Commençons notre balade
musicale du Nord au Sud par les terres germaniques. Au sein de cet amas
politiquement morcelé, au climat ingrat et peuplé de barbares chevelus menaçant
la pérennité de l'Empire romain (NdlR : oups... parenthèse revancharde
hors-sujet et digne de la IIIème République à gommer) apparaissent
miraculeusement 2 incontournables
: la sélection des Cantates de Noël de Bach, soit dans la version Herreweghe
(Harmonia Mundi) avec ses très beaux chœurs, soit dans la tonitruante
interprétation d'Harnoncourt-Leonhardt
(Teldec)
aux cuivres rutilants et à l'enthousiasme indémodable (parfois préjudiciable
à la justesse). Dans la foulée, personne ne résistera au kitchissime DVD
de l'Oratorio de Noël (Deutsche Gramophon) par Nikolaus Harnoncourt avec
des solistes enfants, le tout agrémenté de plans fixes sur une crèche et alors
que tous les musiciens sont vêtus de soutanes et barbus comme des Pères Noël. Un
témoignage inestimable, qui pour les spectateurs sensibles, peut être utilisé
comme simple CD en reliant le lecteur à vos enceintes acoustiques. Sinon, la
version de René Jacobs
chez Harmonia Mundi est tout à fait recommandable.
Bien
que d'autres interprètes aient rendus l'œuvre avec plus de force ou de passion,
l'Histoire de la Nativité de Heinrich Schütz n'a jamais retrouvé ailleurs la
chaleureuse intimité et fervente simplicité de l'Ensemble Sagittarius
(nom latinisé de Schütz d'ailleurs) doucement mené par la baguette de Michel Laplénie
(Accord).
Signalons
qu'il est
fort dommage que le magnifique CD-double Un Noël baroque allemand par la
Fenice de Jean Tubery comprenant des œuvres de Praetorius, Schütz, Scheidt,
Schein, Buxtehude, Bach, Hammerschmidt, Altenburg, Schelle, ou Weckmann soit si
difficile à trouver (Ricercar) malgré une ré-édition en deux disques séparés. Le
Père Noël peut-il être soumis à l'humanité décevante des ruptures de stocks ?
En
revanche et malgré une tentative louable, l'Oratorio de Noël de Telemann par le
bien-nommé mais malheureux
Telemann-Kammerorchester
ne
vaut que par la présence de Klaus Mertens (CPO).
Si l'on
revient de ce côté-ci du Rhin, Harmonia Mundi nous gâte avec un coffret de 5
disques de Marc-Antoine Charpentier à prix aimable contenant notamment l'Oratorio et la Pastorale
de Noël par les Arts Florissants
,
sans oublier la
Messe de Noël et Noël sur les instruments
du même compositeur. William Christie s'y montre comme un poisson dans l'eau, à
défaut d'une carpe dans les fontaines de Versailles (on sait que le Grand Roi
déplorait leur trépas prématuré), avec la noble élégance qui le caractérise.

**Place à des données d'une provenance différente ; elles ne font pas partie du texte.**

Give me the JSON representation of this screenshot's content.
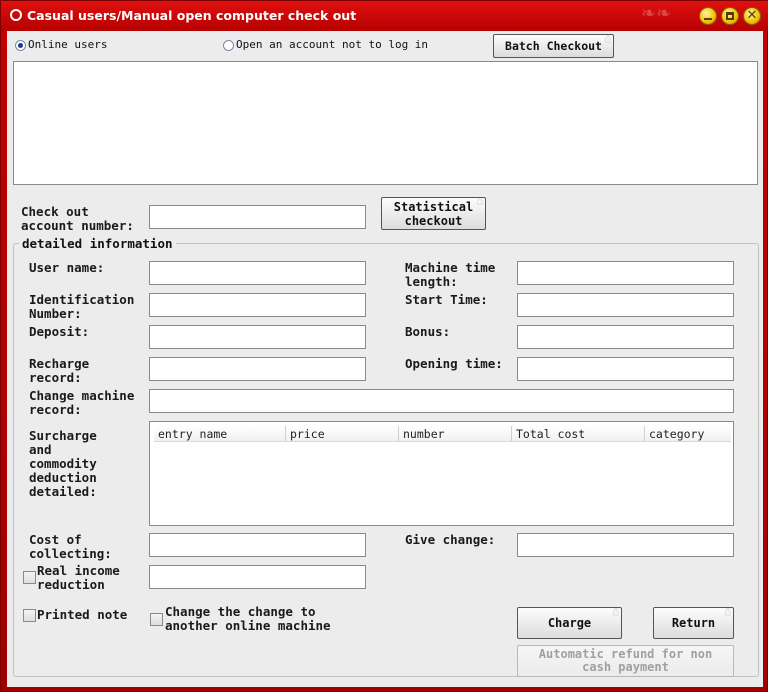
{
  "window": {
    "title": "Casual users/Manual open computer check out"
  },
  "filters": {
    "online_users_label": "Online users",
    "open_account_label": "Open an account not to log in",
    "selected": "online_users"
  },
  "buttons": {
    "batch_checkout": "Batch Checkout",
    "statistical_checkout_line1": "Statistical",
    "statistical_checkout_line2": "checkout",
    "charge": "Charge",
    "return": "Return",
    "auto_refund_line1": "Automatic refund for non",
    "auto_refund_line2": "cash payment"
  },
  "checkout": {
    "account_label_line1": "Check out",
    "account_label_line2": "account number:",
    "account_value": ""
  },
  "detail": {
    "group_title": "detailed information",
    "user_name_label": "User name:",
    "machine_time_label_line1": "Machine time",
    "machine_time_label_line2": "length:",
    "identification_label_line1": "Identification",
    "identification_label_line2": "Number:",
    "start_time_label": "Start Time:",
    "deposit_label": "Deposit:",
    "bonus_label": "Bonus:",
    "recharge_label_line1": "Recharge",
    "recharge_label_line2": "record:",
    "opening_time_label": "Opening time:",
    "change_machine_label_line1": "Change machine",
    "change_machine_label_line2": "record:",
    "surcharge_label_lines": [
      "Surcharge",
      "and",
      "commodity",
      "deduction",
      "detailed:"
    ],
    "cost_label_line1": "Cost of",
    "cost_label_line2": "collecting:",
    "give_change_label": "Give change:",
    "real_income_label_line1": "Real income",
    "real_income_label_line2": "reduction",
    "printed_note_label": "Printed note",
    "change_machine_cb_line1": "Change the change to",
    "change_machine_cb_line2": "another online machine"
  },
  "table": {
    "columns": [
      "entry name",
      "price",
      "number",
      "Total cost",
      "category"
    ]
  },
  "icons": {
    "window_icon": "app-circle-icon",
    "minimize": "minimize-icon",
    "maximize": "maximize-icon",
    "close": "close-icon"
  }
}
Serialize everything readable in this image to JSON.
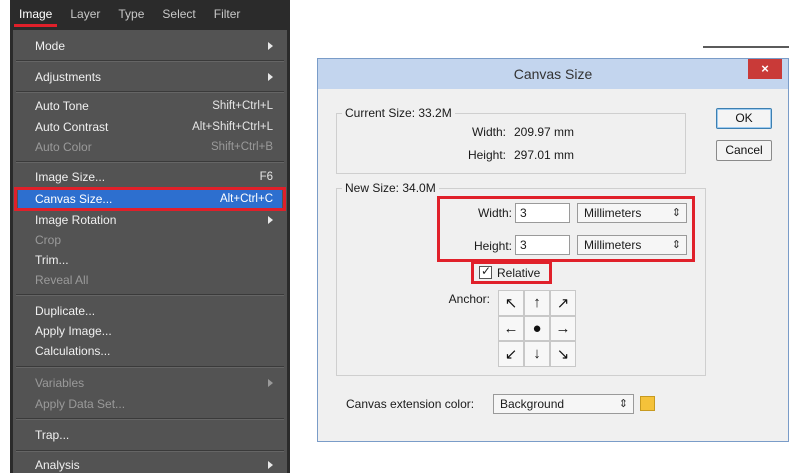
{
  "menubar": {
    "items": [
      "Image",
      "Layer",
      "Type",
      "Select",
      "Filter"
    ]
  },
  "menu": {
    "mode": "Mode",
    "adjustments": "Adjustments",
    "auto_tone": {
      "label": "Auto Tone",
      "shortcut": "Shift+Ctrl+L"
    },
    "auto_contrast": {
      "label": "Auto Contrast",
      "shortcut": "Alt+Shift+Ctrl+L"
    },
    "auto_color": {
      "label": "Auto Color",
      "shortcut": "Shift+Ctrl+B"
    },
    "image_size": {
      "label": "Image Size...",
      "shortcut": "F6"
    },
    "canvas_size": {
      "label": "Canvas Size...",
      "shortcut": "Alt+Ctrl+C"
    },
    "image_rotation": "Image Rotation",
    "crop": "Crop",
    "trim": "Trim...",
    "reveal_all": "Reveal All",
    "duplicate": "Duplicate...",
    "apply_image": "Apply Image...",
    "calculations": "Calculations...",
    "variables": "Variables",
    "apply_data_set": "Apply Data Set...",
    "trap": "Trap...",
    "analysis": "Analysis"
  },
  "dialog": {
    "title": "Canvas Size",
    "close": "×",
    "current_size": {
      "legend": "Current Size: 33.2M",
      "width_label": "Width:",
      "width_value": "209.97 mm",
      "height_label": "Height:",
      "height_value": "297.01 mm"
    },
    "new_size": {
      "legend": "New Size: 34.0M",
      "width_label": "Width:",
      "width_value": "3",
      "width_unit": "Millimeters",
      "height_label": "Height:",
      "height_value": "3",
      "height_unit": "Millimeters",
      "relative_label": "Relative",
      "relative_checked": true,
      "anchor_label": "Anchor:",
      "anchor_cells": [
        "↖",
        "↑",
        "↗",
        "←",
        "●",
        "→",
        "↙",
        "↓",
        "↘"
      ]
    },
    "extension_color_label": "Canvas extension color:",
    "extension_color_value": "Background",
    "extension_swatch_color": "#f5c23a",
    "ok": "OK",
    "cancel": "Cancel"
  },
  "colors": {
    "highlight": "#e0202a",
    "menu_selection": "#2d6fcf"
  }
}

Poursuivant notre périple vers le Sud, la virtuosité italienne et son soleil
hivernal nous attend enfin avec
une agréable anthologie des Concertos et Cantates Per la Notte di Natale
de Vivaldi ou Scarlatti par le Collegium Musicum 90 dirigé par Simon
Standage et son violon bondissant (Chandos).